Question

A horizontal rectangular surface has dimensions 3.00 cm by 4.20 cm and is in a uniform magnetic field that is directed at an angle of 32.0 ∘ above the horizontal.

What must the magnitude of the magnetic field be to produce a flux of 3.60 × 10 −4 Wb through the surface?

Answer 1

Hi there!

Recall the equation for magnetic flux.

`\Phi _B = \oint B \cdot dA`

We can also rewrite this as:

`\Phi_B = B \cdot A = BAcos\phi`

B = Magnetic field strength (T)
A = Area of surface (m²)

φ = angle between the surface's area vector and magnetic field

Since the rectangular surface is horizontal, its perpendicular area vector points straight UP.
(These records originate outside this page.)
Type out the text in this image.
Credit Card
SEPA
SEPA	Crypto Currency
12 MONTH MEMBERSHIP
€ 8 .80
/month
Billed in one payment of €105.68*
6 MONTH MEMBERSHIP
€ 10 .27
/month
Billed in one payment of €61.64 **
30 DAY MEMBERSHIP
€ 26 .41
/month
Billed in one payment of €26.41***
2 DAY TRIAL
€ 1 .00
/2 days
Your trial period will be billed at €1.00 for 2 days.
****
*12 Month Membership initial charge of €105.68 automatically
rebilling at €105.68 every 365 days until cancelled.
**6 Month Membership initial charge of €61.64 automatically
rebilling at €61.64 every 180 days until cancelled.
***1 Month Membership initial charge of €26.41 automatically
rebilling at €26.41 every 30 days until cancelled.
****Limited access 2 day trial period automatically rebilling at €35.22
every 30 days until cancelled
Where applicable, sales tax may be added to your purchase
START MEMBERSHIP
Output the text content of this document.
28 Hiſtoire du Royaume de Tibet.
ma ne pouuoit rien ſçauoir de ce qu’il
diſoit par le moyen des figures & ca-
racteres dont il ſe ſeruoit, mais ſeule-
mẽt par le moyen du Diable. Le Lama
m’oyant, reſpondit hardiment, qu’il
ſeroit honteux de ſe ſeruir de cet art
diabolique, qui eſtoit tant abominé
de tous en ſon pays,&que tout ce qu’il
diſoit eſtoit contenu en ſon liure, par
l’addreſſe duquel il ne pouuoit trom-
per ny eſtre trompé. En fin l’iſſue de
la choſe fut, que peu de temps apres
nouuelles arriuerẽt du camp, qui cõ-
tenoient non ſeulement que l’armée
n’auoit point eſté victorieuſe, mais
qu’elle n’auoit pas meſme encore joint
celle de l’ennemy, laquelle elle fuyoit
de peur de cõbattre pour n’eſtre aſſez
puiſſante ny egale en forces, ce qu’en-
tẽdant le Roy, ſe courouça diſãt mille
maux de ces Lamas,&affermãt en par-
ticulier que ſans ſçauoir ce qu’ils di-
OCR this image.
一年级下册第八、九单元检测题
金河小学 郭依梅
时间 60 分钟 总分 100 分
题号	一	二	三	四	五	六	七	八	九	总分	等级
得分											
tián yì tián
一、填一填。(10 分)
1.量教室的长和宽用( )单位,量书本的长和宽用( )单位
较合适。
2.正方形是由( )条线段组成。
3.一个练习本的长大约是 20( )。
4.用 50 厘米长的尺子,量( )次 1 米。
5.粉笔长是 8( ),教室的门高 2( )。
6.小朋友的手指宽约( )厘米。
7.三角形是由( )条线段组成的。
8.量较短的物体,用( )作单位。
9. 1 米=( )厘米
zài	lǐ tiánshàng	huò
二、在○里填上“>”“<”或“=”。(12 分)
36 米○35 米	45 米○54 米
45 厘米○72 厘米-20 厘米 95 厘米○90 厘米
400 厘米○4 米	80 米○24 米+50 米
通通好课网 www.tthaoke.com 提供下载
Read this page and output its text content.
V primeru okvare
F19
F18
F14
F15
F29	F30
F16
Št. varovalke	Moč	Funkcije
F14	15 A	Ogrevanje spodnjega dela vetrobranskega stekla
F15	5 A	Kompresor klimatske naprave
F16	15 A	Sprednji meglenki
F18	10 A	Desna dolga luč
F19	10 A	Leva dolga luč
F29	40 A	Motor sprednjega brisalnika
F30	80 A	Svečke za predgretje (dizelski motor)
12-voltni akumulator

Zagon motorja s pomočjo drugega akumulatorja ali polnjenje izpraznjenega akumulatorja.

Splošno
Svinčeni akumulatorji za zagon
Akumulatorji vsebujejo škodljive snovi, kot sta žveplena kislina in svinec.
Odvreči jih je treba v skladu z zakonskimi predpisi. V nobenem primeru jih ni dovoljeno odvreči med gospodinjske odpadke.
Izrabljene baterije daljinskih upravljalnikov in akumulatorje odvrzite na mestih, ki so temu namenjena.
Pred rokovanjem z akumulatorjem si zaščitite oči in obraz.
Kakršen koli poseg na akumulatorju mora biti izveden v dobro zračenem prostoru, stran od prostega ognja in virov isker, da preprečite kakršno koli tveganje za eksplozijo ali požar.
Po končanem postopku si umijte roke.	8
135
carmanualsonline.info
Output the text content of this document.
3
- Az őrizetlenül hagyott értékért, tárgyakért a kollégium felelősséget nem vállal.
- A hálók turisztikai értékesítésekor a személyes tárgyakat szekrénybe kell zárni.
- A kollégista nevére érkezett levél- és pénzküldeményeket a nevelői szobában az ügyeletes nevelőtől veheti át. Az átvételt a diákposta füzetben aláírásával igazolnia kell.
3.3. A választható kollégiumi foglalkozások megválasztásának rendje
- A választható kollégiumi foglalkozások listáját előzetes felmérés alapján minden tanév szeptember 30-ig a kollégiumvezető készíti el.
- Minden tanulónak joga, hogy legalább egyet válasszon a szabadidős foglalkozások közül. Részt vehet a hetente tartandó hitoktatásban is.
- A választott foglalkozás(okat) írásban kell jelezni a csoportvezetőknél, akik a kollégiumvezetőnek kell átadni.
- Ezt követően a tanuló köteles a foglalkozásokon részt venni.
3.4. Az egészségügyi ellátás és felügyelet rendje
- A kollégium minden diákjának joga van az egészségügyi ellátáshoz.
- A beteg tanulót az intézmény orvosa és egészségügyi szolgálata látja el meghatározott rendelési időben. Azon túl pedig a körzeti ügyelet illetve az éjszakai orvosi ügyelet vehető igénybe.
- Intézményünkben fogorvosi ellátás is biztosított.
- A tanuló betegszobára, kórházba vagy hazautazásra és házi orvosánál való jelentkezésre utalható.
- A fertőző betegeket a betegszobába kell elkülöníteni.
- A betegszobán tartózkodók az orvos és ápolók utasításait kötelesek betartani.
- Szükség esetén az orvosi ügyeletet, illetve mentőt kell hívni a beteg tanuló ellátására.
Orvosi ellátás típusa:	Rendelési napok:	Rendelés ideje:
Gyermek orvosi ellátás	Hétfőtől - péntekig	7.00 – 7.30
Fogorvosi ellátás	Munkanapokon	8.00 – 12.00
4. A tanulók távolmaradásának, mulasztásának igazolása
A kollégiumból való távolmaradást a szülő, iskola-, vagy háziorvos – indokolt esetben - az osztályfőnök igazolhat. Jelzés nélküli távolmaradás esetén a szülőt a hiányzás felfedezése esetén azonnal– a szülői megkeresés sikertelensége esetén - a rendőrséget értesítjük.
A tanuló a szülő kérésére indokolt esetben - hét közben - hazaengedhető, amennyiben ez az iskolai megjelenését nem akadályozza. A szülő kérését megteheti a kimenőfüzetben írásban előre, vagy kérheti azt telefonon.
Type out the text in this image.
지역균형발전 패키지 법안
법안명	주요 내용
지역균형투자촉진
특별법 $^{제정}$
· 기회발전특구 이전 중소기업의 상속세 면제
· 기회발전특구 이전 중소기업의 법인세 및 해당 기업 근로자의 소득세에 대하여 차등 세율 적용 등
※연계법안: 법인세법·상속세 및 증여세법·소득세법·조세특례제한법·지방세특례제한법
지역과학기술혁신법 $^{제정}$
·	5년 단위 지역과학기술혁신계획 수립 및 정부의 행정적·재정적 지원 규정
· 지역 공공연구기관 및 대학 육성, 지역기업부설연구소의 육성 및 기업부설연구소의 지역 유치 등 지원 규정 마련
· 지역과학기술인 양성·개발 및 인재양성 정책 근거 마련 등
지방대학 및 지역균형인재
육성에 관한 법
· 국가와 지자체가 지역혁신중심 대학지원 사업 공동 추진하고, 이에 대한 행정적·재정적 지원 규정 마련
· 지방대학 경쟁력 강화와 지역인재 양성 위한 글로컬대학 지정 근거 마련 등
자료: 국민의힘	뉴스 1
The magnetic field makes an angle of 32° with the surface but makes an angle complementary to this angle with the AREA VECTOR. (Think: the vertical)

Complementary of 32° ⇒ 90° - 32° = 58°

Now, we can rearrange the above equation to solve for the magnetic field.

`\Phi_B = BA cos\phi \\\\B = (\Phi_B)/(Acos\phi)\\\\B = (3.6 * 10^(-4))/((0.03 * 0.042)cos(58)) = \boxed{0.539 T}`